Despite the stock's strong year-to-date (YTD) gain, the price has slumped roughly 10% over the past month, but it finds crucial support at $318 from a 12-month horizontal line and the 200-day simple moving average (SMA). Those who take a long position at current levels should anticipate a move back to $360 – an area where the price may encounter resistance from the top trendline of a trading range that has been intact since early April. Manage downside risk by placing a stop-loss order under this month's low at $315.49.
Tractor Supply Company (TSCO)
With a market cap of $12.13 billion, Tractor Supply Company (TSCO) owns and operates rural lifestyle retail stores in the United States, targeting recreational farmers and ranchers. The company, which has 1,790 stores across 49 states, recently added more than 100,000 items to its website, along with buy-online-pickup-in-store options to fend off competition from e-commerce giant Amazon.com, Inc. (AMZN). Furthermore, the rural retailing specialist's new loyalty program, Neighbor's Club, should help tailor promotions more effectively. Analysts have a 12-month price target on the stock at $115.58 – 15% above Friday's $100.55 close. Although Tractor Supply's stock has gained 21.30% YTD, it has tumbled 10.47% over the past month as of Aug. 19, 2019. Investors receive a dividend yield of 1.19%.
Tractor Supply shares gained in an orderly uptrend between late December and July, with the 50-day SMA acting as a line of support. Since printing a 12-month high on July 19, the price has retraced sharply, providing a buy-the-dip swing trading opportunity. Look for an entry point near $97.50, where the price finds a confluence of support from the February swing high, May swing low, and 200-day SMA. Once in a trade, consider setting a take-profit order near resistance at $112.50 and cutting losses if price fails to hold the $95 level.

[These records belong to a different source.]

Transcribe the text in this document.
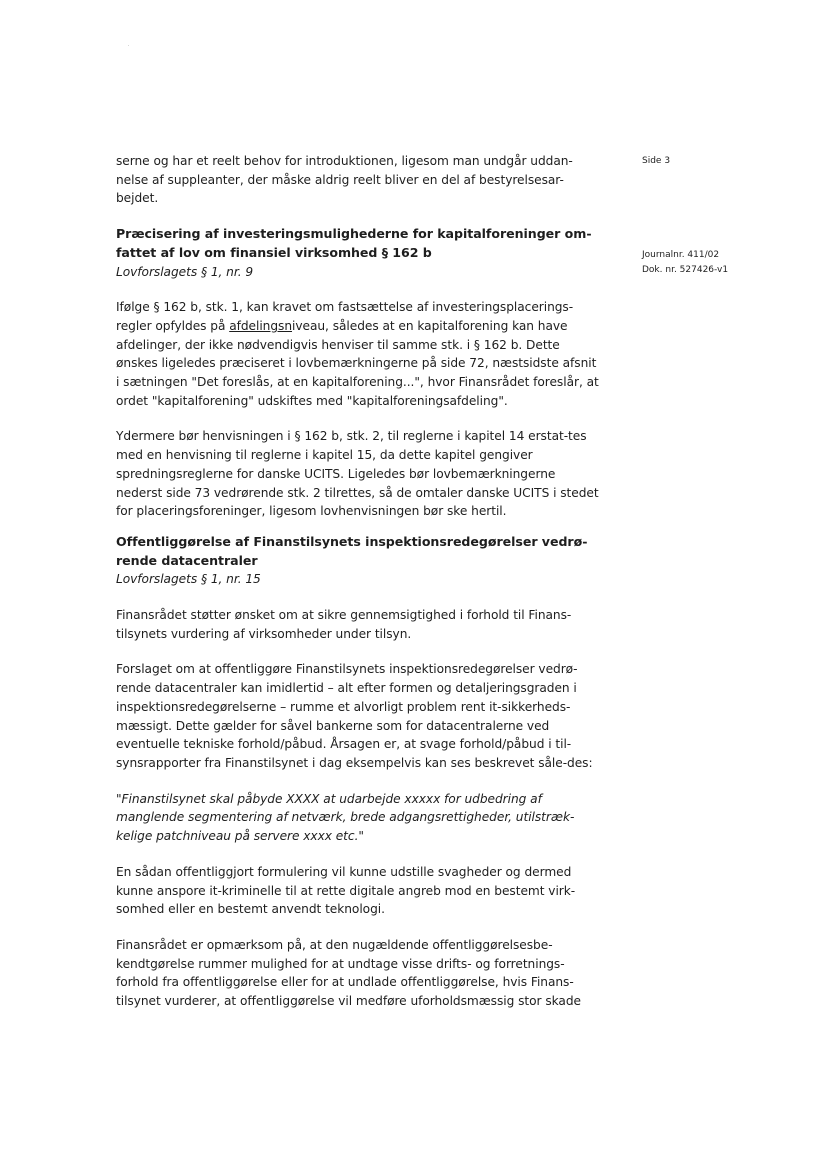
Side 3
Journalnr. 411/02
Dok. nr. 527426-v1

serne og har et reelt behov for introduktionen, ligesom man undgår uddan-nelse af suppleanter, der måske aldrig reelt bliver en del af bestyrelsesar-bejdet.

Præcisering af investeringsmulighederne for kapitalforeninger om-fattet af lov om finansiel virksomhed § 162 b

Lovforslagets § 1, nr. 9

Ifølge § 162 b, stk. 1, kan kravet om fastsættelse af investeringsplacerings-regler opfyldes på afdelingsniveau, således at en kapitalforening kan have afdelinger, der ikke nødvendigvis henviser til samme stk. i § 162 b. Dette ønskes ligeledes præciseret i lovbemærkningerne på side 72, næstsidste afsnit i sætningen "Det foreslås, at en kapitalforening...", hvor Finansrådet foreslår, at ordet "kapitalforening" udskiftes med "kapitalforeningsafdeling".

Ydermere bør henvisningen i § 162 b, stk. 2, til reglerne i kapitel 14 erstat-tes med en henvisning til reglerne i kapitel 15, da dette kapitel gengiver spredningsreglerne for danske UCITS. Ligeledes bør lovbemærkningerne nederst side 73 vedrørende stk. 2 tilrettes, så de omtaler danske UCITS i stedet for placeringsforeninger, ligesom lovhenvisningen bør ske hertil.

Offentliggørelse af Finanstilsynets inspektionsredegørelser vedrø-rende datacentraler

Lovforslagets § 1, nr. 15

Finansrådet støtter ønsket om at sikre gennemsigtighed i forhold til Finans-tilsynets vurdering af virksomheder under tilsyn.

Forslaget om at offentliggøre Finanstilsynets inspektionsredegørelser vedrø-rende datacentraler kan imidlertid – alt efter formen og detaljeringsgraden i inspektionsredegørelserne – rumme et alvorligt problem rent it-sikkerheds-mæssigt. Dette gælder for såvel bankerne som for datacentralerne ved eventuelle tekniske forhold/påbud. Årsagen er, at svage forhold/påbud i til-synsrapporter fra Finanstilsynet i dag eksempelvis kan ses beskrevet såle-des:

"Finanstilsynet skal påbyde XXXX at udarbejde xxxxx for udbedring af manglende segmentering af netværk, brede adgangsrettigheder, utilstræk-kelige patchniveau på servere xxxx etc."

En sådan offentliggjort formulering vil kunne udstille svagheder og dermed kunne anspore it-kriminelle til at rette digitale angreb mod en bestemt virk-somhed eller en bestemt anvendt teknologi.

Finansrådet er opmærksom på, at den nugældende offentliggørelsesbe-kendtgørelse rummer mulighed for at undtage visse drifts- og forretnings-forhold fra offentliggørelse eller for at undlade offentliggørelse, hvis Finans-tilsynet vurderer, at offentliggørelse vil medføre uforholdsmæssig stor skade
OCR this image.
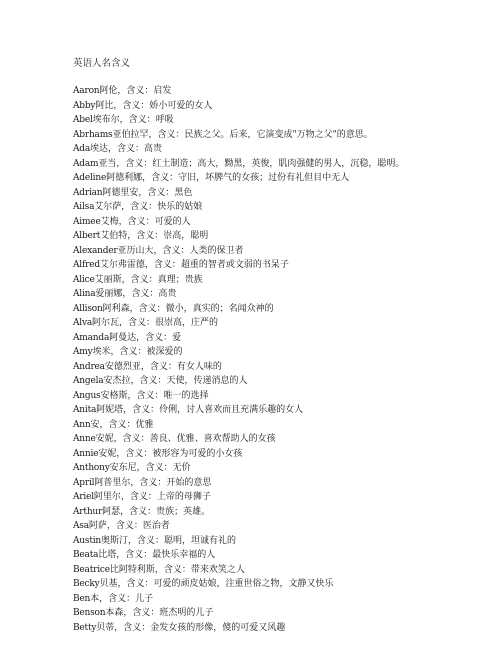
英语人名含义
Aaron阿伦，含义：启发
Abby阿比，含义：娇小可爱的女人
Abel埃布尔，含义：呼吸
Abrhams亚伯拉罕，含义：民族之父。后来，它演变成"万物之父"的意思。
Ada埃达，含义：高贵
Adam亚当，含义：红土制造；高大，黝黑，英俊，肌肉强健的男人，沉稳，聪明。
Adeline阿德利娜，含义：守旧，坏脾气的女孩；过份有礼但目中无人
Adrian阿德里安，含义：黑色
Ailsa艾尔萨，含义：快乐的姑娘
Aimee艾梅，含义：可爱的人
Albert艾伯特，含义：崇高，聪明
Alexander亚历山大，含义：人类的保卫者
Alfred艾尔弗雷德，含义：超重的智者或文弱的书呆子
Alice艾丽斯，含义：真理；贵族
Alina爱丽娜，含义：高贵
Allison阿利森，含义：微小，真实的；名闻众神的
Alva阿尔瓦，含义：很崇高，庄严的
Amanda阿曼达，含义：爱
Amy埃米，含义：被深爱的
Andrea安德烈亚，含义：有女人味的
Angela安杰拉，含义：天使，传递消息的人
Angus安格斯，含义：唯一的选择
Anita阿妮塔，含义：伶俐，讨人喜欢而且充满乐趣的女人
Ann安，含义：优雅
Anne安妮，含义：善良、优雅、喜欢帮助人的女孩
Annie安妮，含义：被形容为可爱的小女孩
Anthony安东尼，含义：无价
April阿普里尔，含义：开始的意思
Ariel阿里尔，含义：上帝的母狮子
Arthur阿瑟，含义：贵族；英雄。
Asa阿萨，含义：医治者
Austin奥斯汀，含义：聪明，坦诚有礼的
Beata比塔，含义：最快乐幸福的人
Beatrice比阿特利斯，含义：带来欢笑之人
Becky贝基，含义：可爱的顽皮姑娘，注重世俗之物，文静又快乐
Ben本，含义：儿子
Benson本森，含义：班杰明的儿子
Betty贝蒂，含义：金发女孩的形像，傻的可爱又风趣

Genuine Parts Company (GPC)
Genuine Parts Company (GPC) distributes automotive replacement, industrial parts, and business products in North America as well as globally. The company announced in July that its wholly owned London-based automotive distribution company Alliance Automotive Group agreed to acquire Todd Group – a leading distributor of truck parts and accessories for the independent heavy-duty aftermarket. Management expects the deal to expand the company's reach in Europe and generate annual revenues of approximately $85 million. More recently, the $13.12 billion auto parts retailer agreed to sell its electrical/industrial parts distributor subsidiary EIS, Inc. to fund organic and acquisitive growth, reinvest in the business, repurchase shares, and repay debt. Genuine Parts stock has fallen nearly 15% over the past month as of Aug. 19, 2019. However, an attractive 3.43% dividend yield partially offsets the capital depreciation.
Since reaching their YTD high in early April, Genuine Parts shares have oscillated within a well-defined descending channel. A move to the pattern's lower channel line at $88 provides an excellent risk/reward trading opportunity. Those who take an entry should set a profit target toward the channel's upper trendline at $103 and position a stop beneath Aug. 15 low at $87.92. The trade offers a risk/reward ratio of just over 1:7 ($13.21 reward per share/$1.88 risk per share), assuming an execution at Friday's $89.79 closing price.